This is a very interesting discussion. My comments below.
Salvatore Sanfilippo skrev 2012-06-13 11:47:
>
> # 1) Why the RDB is not used as base type in AOF rewrites?
> So it's still one file, with identical semantics, but just the initial
> base type is binary.
>
> There are only two disadvantages with this approach (and many advantages):
>
> 1) You lost the ability to easily process the AOF with a script or alike.
> 2) When RDB and AOF are enabled you lost the advantage of having data
> encoded in two formats by two different code paths (resistance to bugs
> corrupting the DB).
>
Agree. In particular 2 is a potential disadvantage. It's also an 
advantage, though. By using the same code path for AOF rewrites and RDB 
saves, we can focus more on optimizing and testing that single 
implementation. There will be less code that can go wrong.
>
> The only reason this was not done before is other priorities in the
> development, and that this requires very careful design and very
> careful implementation.
>
Indeed. This needs to be done really carefully before we can trust it.
> # 2) About 2.6 AOF.
>
> The good news is that in 2.6 the AOF rewrite uses variadic commands to
> reduce the space used to generate the AOF *a lot*.

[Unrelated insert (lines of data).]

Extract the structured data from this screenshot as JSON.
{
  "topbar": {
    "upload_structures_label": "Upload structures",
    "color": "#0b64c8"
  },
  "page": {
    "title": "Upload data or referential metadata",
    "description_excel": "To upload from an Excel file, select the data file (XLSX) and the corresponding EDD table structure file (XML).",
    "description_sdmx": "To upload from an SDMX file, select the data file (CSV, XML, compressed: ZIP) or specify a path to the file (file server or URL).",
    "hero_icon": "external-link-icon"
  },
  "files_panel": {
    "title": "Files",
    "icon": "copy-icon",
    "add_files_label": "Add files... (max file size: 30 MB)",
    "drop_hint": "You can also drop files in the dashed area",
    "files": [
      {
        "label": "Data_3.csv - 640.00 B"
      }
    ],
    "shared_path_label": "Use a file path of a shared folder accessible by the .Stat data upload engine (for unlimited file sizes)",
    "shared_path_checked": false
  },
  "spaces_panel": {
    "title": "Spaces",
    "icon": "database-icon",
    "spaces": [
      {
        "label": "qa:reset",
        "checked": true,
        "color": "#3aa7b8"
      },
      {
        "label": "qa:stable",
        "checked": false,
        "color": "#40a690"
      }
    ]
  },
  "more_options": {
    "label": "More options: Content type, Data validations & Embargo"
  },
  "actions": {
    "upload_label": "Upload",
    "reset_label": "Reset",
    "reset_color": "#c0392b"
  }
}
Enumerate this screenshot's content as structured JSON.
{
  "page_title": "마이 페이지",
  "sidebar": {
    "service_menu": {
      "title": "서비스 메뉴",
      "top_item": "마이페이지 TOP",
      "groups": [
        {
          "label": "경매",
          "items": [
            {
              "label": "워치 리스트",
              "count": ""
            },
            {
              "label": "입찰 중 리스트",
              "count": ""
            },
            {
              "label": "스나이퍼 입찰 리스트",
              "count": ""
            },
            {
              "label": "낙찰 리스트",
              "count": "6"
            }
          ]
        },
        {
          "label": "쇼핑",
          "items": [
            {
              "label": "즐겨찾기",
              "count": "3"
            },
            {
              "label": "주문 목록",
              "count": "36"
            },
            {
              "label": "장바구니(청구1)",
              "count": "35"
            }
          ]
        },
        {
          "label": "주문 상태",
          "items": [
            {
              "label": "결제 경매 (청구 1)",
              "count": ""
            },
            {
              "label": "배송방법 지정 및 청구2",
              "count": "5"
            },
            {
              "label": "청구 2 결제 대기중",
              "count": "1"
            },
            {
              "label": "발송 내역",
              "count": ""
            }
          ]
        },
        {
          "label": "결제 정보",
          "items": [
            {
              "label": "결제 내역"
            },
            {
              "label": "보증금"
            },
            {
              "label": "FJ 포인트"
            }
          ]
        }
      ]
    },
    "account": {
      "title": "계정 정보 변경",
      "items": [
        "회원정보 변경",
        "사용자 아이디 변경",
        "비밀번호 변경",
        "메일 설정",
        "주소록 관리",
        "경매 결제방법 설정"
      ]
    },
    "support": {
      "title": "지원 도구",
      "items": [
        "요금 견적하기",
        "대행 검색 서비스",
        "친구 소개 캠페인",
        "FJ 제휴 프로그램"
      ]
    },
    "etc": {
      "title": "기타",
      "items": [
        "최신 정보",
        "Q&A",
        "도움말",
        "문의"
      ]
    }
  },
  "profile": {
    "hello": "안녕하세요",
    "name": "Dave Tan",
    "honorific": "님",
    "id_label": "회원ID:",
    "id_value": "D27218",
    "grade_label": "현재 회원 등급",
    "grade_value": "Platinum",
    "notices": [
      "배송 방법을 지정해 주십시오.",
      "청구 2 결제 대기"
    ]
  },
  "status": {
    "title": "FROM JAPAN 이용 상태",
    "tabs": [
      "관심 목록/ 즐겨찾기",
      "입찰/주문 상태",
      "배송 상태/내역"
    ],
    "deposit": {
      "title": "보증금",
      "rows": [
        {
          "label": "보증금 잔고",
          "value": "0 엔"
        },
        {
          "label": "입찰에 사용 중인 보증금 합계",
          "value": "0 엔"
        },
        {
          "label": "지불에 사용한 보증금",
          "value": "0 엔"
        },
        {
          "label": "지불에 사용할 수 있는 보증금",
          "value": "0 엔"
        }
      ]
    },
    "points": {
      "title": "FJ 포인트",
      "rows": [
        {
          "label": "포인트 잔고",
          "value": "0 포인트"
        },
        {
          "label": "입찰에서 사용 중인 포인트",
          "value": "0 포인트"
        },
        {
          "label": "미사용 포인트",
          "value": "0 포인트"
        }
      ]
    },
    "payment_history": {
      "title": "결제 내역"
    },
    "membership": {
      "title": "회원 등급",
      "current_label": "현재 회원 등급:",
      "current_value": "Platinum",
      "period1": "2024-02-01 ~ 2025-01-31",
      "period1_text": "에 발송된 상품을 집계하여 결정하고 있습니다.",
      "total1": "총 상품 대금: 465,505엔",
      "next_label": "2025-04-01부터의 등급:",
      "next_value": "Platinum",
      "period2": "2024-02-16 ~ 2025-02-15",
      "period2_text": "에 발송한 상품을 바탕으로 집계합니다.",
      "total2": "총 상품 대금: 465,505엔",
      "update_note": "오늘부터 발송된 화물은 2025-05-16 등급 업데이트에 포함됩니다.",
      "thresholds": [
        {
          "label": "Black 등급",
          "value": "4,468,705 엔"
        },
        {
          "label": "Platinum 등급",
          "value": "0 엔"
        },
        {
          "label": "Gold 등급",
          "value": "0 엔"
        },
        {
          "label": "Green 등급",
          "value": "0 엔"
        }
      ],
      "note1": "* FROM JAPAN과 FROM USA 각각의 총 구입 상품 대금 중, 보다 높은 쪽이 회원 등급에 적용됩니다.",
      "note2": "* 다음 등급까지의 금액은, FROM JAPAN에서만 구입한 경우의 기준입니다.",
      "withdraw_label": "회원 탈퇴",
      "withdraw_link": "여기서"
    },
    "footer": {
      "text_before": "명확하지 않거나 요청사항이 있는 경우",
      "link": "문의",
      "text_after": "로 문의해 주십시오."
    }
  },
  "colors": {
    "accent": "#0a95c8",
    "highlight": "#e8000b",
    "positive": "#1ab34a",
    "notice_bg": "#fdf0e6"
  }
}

> It's not going to be as small as the RDB but to output a 10 element
> list a single RPUSH command will be used instead of 10 RPUSH commands.
>
> Not the final solution as we can improve this with RDB format indeed.
>
This is really good =)
> # 3) Two files, one database.
>
> In this thread it was proposed that we can have RDB dumps *and* the
> AOF file expressing what changed since the RDB file, so not just a
> single file. So you could have:
>
> dump.rdb
> appendonly.aof
>
> That combined together would form the final dataset. I think that
> while this allows some optimization it is a somewhat dangerous path
> practically speaking and for "operations" guys. Either we need to make
> things more complex and reference each file inside each other in some
> way, like taking checksums, or if for an error a server is restarted
> with a mismatching set of files something really bad can happen.
>
Sorry for the long comment here, but I hope it adds something to the 
discussion.
Having separate files is not necessarily more complicated IMHO. With 
this system, the RDB snapshots would work (essentially) the same 
regardless of whether AOF is used or not and as long as you have your 
RDB-file you will always be able to restore a snapshot of your data (so 
this is an excellent candidate for backups). If you always shutdown 
Redis cleanly, then you actually *never* need anything else.
If the AOF files happen to be around, then they will be replayed 
automatically after loading the RDB (the RDB references the AOF, which I 
think can be made robust enough easily). The AOF will only add crash 
recovery on top of the RDB-snapshots, though, which is a very clean 
separation IMO. The RDB snapshots would be the primary persistence 
method and AOF would only do some optional logging in addition to that 
(if enabled). The sysadmin would usually only need to deal with the RDBs 
(and there will be no difference between taking a snapshot by doing a 
BGSAVE or a BGREWRITEAOF, which simplifies the concepts a little). Redis 
can then take care of the AOF more or less automatically, similar to how 
redo logs and WALs are dealt with in other databases. The AOF is 
completely optional and will be much smaller when they are separate 
file(s) that only contain the differences from the last snapshot, so 
they will be less of a "problem". In fact, after a clean shutdown (with 
a save) the AOF could be safely deleted.
When it comes to implementation, I think it's actually very easy to 
implement this using separate AOF files (see my experimental branch in 
another e-mail). Especially with a segmented AOF, it's possible to 
remove a lot of code. Most of the RDB-saving code is reused exactly as 
is and all the AOF rewrite code can be simply deleted. No changes need 
to be buffered in memory or similar either and the new code (mostly for 
loading and creating new segments) is quite short and simple.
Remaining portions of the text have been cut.